At a visit at Charles Heidsiecks cellars back in 2012 Björnstierne asked the cellar master at the time, Thierry Rousset, if there would be a comeback of ‘Champagne Charlie’ while we were sipping on a 1979. He smiled and said ‘time will tell …’ Well here we are!

Estimated reading time: 4 minutes

FROM CHARLES HEIDSIECK TO CHAMPAGNE CHARLIE

Throughout his travels, Charles Heidsieck embodied contemporary French glamour. With his distinguished charm and knack for business, he captivated America, becoming a prominent figure of fashionable society in just a few months. Thanks to his easy-going nature, elegance and breeding, Charles focused on making a name for himself and for his champagne. 

JOURNALISTS FOLLOWED HIS EVERY MOVE 

While American high society fought to invite him… and his champagne. The Americans dubbed him ‘Champagne Charlie’, a nickname soon popularized by a song. 

YEARS LATER

The House decided to create a Champagne Charlie cuvée in tribute to the audacity of its founder. 5 vintages exist: 1979, 1981 1982, 1983 and 1985. In addition to the quality of these wines, no longer available, the powerful heritage of the cuvée has assured the Charles Heidsieck legend.

source /charlesheidsieck.com/

mv Charles Heidsieck ‘Champagne Charlie’ [cellared in 2017]  

45 pn, 3 pm, 52 ch

TASTING NOTE by Champagne Club by Richard Juhlin ‘Oh, how we have longed for a new version of the legendary Cuvée Champagne Charlie! We were a little surprised that it was such a young base wine as Aÿ Pinot Noir from 2016 that will lead the new legend, but that is explained by the fact that the wine consists of 80% mature reserve wines down to 1996. The price tag is sky high, almost on par with old vintages by Champagne Charlie.

The wine is very young and nicely orchestrated with a youthful freshness together with a fullness in the fruit and a nice silky texture. The shades are small and many. Grilled citrus fruits, strawberries, peach and good chrysanthemum minerality. The mousse is exemplary and the wine is very well composed and developable. However, I am personally disappointed as I both expected an even higher level of quality and above all a much more typical house style. There is hardly anything here that I associate with great Charles Heidsieck and even less with Champagne Charlie.
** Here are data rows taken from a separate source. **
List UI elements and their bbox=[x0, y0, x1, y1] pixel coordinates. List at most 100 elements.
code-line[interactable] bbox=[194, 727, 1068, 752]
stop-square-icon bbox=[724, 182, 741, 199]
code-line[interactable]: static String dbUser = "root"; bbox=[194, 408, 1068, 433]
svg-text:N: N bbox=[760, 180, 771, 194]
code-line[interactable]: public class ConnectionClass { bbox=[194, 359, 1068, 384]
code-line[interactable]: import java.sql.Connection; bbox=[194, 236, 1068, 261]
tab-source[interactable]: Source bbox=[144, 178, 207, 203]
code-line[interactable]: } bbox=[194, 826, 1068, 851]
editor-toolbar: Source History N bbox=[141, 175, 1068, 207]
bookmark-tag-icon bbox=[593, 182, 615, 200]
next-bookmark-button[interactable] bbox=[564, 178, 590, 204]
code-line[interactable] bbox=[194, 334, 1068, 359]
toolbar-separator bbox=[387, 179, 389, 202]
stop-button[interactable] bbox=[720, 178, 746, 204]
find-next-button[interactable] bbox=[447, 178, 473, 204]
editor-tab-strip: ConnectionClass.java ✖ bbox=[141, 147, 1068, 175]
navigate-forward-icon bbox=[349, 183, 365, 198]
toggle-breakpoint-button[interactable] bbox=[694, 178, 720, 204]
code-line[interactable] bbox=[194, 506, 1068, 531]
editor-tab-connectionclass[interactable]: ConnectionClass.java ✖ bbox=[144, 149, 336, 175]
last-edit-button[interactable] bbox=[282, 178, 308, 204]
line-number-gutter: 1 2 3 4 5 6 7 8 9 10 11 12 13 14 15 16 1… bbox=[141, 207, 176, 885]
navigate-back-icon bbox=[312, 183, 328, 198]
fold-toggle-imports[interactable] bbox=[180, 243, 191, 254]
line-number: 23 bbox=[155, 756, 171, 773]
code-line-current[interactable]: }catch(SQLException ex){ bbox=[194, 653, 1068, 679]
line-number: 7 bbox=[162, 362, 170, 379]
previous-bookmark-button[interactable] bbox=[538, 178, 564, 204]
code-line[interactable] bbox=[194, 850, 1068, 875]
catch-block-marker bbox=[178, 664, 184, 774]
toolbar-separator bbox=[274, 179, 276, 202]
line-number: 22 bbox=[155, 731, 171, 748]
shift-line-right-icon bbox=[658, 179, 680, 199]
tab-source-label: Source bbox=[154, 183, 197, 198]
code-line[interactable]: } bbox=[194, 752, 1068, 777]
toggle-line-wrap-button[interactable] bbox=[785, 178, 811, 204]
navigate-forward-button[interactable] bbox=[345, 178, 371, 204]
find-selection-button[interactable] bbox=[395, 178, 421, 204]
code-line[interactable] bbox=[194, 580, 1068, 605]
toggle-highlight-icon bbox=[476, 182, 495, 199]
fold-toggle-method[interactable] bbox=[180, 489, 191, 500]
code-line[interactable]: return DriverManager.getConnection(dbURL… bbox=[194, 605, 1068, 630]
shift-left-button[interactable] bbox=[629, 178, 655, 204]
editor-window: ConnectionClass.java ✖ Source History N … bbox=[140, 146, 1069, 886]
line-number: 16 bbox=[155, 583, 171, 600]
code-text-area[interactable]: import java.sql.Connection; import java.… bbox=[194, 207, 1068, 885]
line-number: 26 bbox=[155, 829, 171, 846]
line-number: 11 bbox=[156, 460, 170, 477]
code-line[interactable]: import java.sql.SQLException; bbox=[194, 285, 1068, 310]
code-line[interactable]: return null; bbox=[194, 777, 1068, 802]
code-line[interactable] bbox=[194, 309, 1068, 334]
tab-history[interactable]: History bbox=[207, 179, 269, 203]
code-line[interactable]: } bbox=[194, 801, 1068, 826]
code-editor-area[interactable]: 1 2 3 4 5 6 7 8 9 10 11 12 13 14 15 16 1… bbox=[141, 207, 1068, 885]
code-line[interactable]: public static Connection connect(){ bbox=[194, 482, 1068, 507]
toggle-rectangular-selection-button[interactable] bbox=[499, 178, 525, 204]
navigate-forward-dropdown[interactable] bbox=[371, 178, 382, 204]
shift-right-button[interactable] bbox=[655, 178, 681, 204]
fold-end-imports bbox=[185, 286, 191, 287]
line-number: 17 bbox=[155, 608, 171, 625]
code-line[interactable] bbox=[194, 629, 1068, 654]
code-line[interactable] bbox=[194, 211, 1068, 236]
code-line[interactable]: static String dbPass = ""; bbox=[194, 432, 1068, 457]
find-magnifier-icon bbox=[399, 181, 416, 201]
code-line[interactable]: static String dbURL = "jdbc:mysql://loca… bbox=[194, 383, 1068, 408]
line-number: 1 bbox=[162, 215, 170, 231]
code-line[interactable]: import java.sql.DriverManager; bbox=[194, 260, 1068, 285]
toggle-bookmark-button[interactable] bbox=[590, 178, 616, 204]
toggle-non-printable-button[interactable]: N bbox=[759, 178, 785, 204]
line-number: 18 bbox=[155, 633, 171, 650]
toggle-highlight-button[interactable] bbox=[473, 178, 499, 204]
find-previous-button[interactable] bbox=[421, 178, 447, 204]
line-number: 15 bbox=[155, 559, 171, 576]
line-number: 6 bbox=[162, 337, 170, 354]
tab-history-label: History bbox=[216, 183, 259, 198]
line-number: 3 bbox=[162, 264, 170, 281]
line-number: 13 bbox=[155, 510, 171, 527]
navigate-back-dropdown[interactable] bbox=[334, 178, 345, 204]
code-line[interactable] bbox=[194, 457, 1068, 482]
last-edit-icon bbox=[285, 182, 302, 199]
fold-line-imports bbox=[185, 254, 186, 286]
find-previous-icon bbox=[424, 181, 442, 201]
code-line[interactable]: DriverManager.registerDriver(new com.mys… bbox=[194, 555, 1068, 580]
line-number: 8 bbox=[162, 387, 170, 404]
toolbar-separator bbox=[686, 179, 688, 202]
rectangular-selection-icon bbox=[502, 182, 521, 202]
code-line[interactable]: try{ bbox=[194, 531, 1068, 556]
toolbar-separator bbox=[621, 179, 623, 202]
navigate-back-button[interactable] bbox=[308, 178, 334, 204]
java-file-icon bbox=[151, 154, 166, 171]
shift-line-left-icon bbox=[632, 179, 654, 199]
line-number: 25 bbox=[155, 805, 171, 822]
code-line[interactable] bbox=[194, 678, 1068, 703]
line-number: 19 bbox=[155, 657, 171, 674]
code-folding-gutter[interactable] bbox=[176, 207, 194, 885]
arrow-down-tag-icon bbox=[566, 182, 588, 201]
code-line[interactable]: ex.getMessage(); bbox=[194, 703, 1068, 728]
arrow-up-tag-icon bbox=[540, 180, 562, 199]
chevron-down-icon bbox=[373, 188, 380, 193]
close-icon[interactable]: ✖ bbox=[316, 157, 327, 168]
Both the house style and the prestige champagne are usually the Olympus itself of beautiful champagne roasting. The coffee aromas and the roasted pine nuts together with nougat and orange chocolate and brioche are completely missing. I’m sorry to say, but this could just as easily have been a prematurely launched champagne from Veuve Clicquot or Thiénot. I understand that my good friend Cyril Brun did everything to recreate the deeply missed prestige heirloom, but Daniel Thibault had not been happy with the result. I hope that time gives me wrong and that the reductive roasted features will come with time, but at the moment I stick to Blanc de Millènaires which for half the money is clearly better.’